Parameterization of controllable B matrices based on eigenvalue multiplicities.

Equivalence between realization matrices of different dimensions for system families.

Abstract

We here characterize the minimality of realization of arbitrary linear time-invariant dynamical systems through (i) intersection of the spectra of the realization matrix and of the corresponding state submatrix and (ii) moving the poles by applying static output feedback. In passing, we introduce, for a given square matrix A, a parameterization of all matrices B for which the pairs (A, B) are controllable.
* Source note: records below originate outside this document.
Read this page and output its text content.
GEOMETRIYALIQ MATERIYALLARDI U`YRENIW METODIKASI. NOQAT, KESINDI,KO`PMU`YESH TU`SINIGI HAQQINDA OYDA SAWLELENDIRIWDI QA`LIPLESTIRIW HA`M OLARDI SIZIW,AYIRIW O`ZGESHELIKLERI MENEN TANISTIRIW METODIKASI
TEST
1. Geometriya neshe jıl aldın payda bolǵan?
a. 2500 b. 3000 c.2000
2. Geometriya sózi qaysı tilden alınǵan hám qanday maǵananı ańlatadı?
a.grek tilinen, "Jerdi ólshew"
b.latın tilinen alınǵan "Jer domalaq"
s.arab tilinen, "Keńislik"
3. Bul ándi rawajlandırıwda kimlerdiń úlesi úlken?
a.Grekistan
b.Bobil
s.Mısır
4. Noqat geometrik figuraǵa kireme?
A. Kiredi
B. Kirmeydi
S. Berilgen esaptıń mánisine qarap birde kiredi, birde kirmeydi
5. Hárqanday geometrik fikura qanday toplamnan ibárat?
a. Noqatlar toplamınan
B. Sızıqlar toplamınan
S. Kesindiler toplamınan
In particular, the minimal rank of such B turns to be equal to the smallest geometric multiplicity among the eigenvalues of A. Finally, we show that the use of a (not necessarily square) realization matrix L to examine minimality of realization, is equivalent to the study of a smaller dimensions, square realization matrix L_sq, which in turn is linked to realization matrices obtained as polynomials in L_sq. Namely a whole family of systems.